There was an event that happened in my life which make me appreciate the little things in life a little more then your average bear. I won't go into detail but it involved a break-in, a loaded revolver, and the said loaded revolver hovering 6in from my chest. (I'll blog about it some other day.)
This event also made me a little more emotional. Guys are supposed to be hard-assed, logical, feeling-suppressed beings, right? Guns, booze, football, chicks, YEAH! RAR!
Not me. I'm a wuss.
I watch Extreme Home Makeover with my wife and I cry like a little girl. (Then again, anyone who wouldn't get emotional over that show has to be soul-less.)
Then I Had a Child.
And WHOA. MAN. Thought I was emotional then? It's far worse now. Now you tie in all the daddy emotions and it's about a billion times what it used to be.
Being a Daddy is Such a Blur.
Who out there remembers vividly the first three months of your child's life? I sure as heck don't. I look back and remember things but that memory is fuzzy (For instance, this picture. I really don't vividly remember her being that size). It wasn't that I didn't pay attention, it's just that, as a dad, you are suddenly placed into this position where the entire wellbeing of your child's life falls completely on your shoulders, and this responsibility comes with no road map so you're lost and you sure as hell aren't asking for directions. Wrap that up into the fact that your views, opinions, and goals in life just got tossed into a rock tumbler and you're in quite the dilly-doo.
Bring It Full Circle.
Although I've had events in my life that have made me realize the importence of slowing down, I still find myself watching it all whiz by me.
I took a moment the other day and damn near brought myself to tears. I stopped and thought about my life without my daughter. Knowing what I know now, knowing what I have now, knowing all the emotions tied up into her... what would it be like?

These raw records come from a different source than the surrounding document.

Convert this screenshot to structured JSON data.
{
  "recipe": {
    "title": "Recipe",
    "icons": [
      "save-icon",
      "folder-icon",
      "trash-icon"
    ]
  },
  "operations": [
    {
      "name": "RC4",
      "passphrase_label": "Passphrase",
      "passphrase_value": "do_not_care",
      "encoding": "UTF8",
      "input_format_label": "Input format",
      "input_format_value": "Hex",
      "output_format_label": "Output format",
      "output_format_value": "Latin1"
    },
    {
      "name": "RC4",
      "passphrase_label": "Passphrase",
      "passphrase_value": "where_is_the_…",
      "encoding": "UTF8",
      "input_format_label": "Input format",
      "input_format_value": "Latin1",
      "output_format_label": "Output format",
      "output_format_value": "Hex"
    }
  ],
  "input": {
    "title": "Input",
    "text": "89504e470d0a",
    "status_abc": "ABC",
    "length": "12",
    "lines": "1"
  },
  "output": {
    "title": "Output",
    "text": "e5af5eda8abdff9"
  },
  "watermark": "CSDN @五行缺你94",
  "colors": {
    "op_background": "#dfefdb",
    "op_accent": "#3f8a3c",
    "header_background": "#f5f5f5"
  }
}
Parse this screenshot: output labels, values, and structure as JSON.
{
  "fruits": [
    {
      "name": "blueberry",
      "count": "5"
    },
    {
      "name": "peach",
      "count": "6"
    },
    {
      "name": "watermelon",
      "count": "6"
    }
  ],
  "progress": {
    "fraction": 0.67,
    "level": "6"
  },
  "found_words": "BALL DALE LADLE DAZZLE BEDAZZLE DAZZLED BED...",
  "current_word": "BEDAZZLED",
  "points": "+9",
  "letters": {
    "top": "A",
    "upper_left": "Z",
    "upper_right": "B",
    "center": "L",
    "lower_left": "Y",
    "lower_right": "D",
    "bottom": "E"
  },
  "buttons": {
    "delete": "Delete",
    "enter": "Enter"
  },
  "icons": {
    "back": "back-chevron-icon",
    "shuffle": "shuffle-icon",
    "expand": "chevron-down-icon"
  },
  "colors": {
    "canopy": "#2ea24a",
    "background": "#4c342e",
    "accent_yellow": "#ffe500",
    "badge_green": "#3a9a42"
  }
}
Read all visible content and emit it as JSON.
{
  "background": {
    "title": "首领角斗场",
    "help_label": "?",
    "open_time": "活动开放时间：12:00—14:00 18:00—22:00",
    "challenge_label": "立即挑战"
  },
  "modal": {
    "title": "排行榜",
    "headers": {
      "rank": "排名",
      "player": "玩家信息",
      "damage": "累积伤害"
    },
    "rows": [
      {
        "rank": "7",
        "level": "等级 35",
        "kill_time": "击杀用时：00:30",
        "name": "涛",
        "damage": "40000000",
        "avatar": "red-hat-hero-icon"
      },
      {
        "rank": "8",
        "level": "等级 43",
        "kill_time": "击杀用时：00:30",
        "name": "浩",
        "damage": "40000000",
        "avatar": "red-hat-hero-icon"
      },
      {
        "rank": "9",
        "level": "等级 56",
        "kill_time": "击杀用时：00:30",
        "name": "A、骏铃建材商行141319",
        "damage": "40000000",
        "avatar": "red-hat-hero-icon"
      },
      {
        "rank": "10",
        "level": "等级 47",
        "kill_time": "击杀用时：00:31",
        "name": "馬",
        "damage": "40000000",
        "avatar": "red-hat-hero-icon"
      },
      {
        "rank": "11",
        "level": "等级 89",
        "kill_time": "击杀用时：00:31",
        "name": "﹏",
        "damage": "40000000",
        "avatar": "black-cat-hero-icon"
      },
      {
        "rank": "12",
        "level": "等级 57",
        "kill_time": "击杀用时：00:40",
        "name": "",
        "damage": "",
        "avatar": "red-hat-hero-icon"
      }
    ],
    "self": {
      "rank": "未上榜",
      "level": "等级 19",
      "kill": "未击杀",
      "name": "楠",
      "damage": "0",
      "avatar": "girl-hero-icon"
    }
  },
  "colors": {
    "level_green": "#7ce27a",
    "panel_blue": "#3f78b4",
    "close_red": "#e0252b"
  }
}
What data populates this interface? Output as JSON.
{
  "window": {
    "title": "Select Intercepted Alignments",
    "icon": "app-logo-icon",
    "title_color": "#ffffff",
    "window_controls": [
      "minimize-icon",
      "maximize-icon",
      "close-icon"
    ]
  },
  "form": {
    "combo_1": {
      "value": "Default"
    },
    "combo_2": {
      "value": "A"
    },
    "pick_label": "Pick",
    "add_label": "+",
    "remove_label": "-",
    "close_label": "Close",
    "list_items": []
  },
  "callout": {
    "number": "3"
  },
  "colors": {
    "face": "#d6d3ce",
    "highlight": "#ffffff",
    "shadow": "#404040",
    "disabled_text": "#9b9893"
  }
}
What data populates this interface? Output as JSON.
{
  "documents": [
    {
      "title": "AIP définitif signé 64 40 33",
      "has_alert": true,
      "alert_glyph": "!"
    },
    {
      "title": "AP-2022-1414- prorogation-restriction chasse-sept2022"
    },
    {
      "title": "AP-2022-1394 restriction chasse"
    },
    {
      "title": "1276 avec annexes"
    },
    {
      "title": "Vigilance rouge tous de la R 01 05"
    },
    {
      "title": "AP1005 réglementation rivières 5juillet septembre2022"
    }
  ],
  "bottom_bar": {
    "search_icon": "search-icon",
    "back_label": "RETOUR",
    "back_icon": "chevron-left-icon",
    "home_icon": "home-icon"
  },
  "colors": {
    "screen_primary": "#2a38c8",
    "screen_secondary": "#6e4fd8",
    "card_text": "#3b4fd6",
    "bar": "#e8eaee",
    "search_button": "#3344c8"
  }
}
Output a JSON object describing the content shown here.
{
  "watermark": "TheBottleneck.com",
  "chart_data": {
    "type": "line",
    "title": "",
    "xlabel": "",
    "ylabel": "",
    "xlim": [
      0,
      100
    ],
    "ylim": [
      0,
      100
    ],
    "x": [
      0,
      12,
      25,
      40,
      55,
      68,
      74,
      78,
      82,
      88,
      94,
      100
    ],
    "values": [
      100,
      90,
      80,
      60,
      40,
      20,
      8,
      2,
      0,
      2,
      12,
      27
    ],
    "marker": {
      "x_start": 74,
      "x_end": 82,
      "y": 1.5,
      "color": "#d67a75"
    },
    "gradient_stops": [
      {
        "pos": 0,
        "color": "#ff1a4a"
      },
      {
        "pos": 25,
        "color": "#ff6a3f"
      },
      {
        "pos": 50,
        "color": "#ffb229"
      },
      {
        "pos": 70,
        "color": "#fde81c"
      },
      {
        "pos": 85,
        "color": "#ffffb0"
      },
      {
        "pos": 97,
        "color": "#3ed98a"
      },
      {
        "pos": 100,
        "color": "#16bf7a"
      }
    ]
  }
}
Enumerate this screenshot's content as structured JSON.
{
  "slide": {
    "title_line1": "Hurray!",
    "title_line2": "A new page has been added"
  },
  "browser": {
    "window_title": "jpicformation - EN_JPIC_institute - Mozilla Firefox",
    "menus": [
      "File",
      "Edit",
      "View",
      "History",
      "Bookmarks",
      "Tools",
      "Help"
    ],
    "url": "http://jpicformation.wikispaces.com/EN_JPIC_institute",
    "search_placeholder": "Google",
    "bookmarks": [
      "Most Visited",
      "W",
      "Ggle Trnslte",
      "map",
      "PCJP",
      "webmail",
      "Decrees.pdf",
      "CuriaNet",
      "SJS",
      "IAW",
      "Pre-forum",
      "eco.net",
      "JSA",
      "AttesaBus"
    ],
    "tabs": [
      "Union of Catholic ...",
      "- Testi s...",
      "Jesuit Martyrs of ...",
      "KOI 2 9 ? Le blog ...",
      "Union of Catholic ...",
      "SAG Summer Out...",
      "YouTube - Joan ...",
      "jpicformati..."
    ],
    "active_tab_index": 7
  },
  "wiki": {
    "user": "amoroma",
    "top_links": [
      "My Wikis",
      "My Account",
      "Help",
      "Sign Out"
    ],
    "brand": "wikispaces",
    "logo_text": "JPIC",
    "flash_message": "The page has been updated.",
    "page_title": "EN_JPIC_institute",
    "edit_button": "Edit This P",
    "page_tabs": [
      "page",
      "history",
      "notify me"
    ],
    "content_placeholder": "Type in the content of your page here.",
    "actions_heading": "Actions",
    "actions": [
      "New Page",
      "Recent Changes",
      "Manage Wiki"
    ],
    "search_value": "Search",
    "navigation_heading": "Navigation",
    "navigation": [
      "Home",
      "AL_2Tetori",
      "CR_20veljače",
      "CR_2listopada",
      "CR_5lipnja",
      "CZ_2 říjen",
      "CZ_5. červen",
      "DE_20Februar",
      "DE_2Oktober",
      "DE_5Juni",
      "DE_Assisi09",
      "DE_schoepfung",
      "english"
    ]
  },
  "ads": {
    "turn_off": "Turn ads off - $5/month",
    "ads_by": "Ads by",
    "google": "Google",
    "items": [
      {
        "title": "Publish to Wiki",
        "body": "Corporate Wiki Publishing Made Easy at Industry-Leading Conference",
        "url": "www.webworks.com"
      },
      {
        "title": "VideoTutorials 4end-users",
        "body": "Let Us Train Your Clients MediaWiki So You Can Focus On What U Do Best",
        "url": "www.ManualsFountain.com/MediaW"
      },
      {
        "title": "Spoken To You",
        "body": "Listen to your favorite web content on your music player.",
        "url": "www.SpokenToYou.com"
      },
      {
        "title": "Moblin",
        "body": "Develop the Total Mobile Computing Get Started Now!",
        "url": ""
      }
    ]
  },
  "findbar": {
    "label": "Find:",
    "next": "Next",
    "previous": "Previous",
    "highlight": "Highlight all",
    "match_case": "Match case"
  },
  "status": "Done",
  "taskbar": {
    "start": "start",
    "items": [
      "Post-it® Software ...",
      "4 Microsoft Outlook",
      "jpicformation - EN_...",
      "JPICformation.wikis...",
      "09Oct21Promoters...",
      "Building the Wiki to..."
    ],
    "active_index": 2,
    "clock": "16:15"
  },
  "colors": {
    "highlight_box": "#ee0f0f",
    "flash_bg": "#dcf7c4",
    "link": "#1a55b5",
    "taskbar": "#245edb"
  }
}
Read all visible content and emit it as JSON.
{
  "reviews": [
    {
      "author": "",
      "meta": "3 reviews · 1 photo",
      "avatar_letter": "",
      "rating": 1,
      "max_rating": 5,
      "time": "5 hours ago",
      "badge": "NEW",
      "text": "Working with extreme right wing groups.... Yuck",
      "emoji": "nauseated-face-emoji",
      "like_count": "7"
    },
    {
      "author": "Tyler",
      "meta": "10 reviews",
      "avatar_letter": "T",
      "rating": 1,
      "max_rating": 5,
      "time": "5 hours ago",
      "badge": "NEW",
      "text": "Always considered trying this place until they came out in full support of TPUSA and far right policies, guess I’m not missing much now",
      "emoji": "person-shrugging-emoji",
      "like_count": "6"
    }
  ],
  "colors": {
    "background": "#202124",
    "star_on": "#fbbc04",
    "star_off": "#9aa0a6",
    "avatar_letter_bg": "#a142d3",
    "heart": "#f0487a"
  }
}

The little two teeth that make her giant smile glimmering as I walk into the door from work. The excitement as I come back down the stairs for the seventeenth time while she's in the kitchen (Really? You aren't bored with this?). Her morning yelps for "dah dah dah" and her nuzzling into my chest as I hold my sleepy-baby. Her belly laugh that sounds like a choking hyenna. All these things make my life full.
Not any amount of money, not any sort of job, not any possesions... nothing could replace that feeling.
Take a moment.
Doesn't have to be now (though it is a good time)... but if you are lucky enough to have a child or two or six...
Knowing what you know now... what would your life be like if they never existed?
Appreciate those things more the life itself.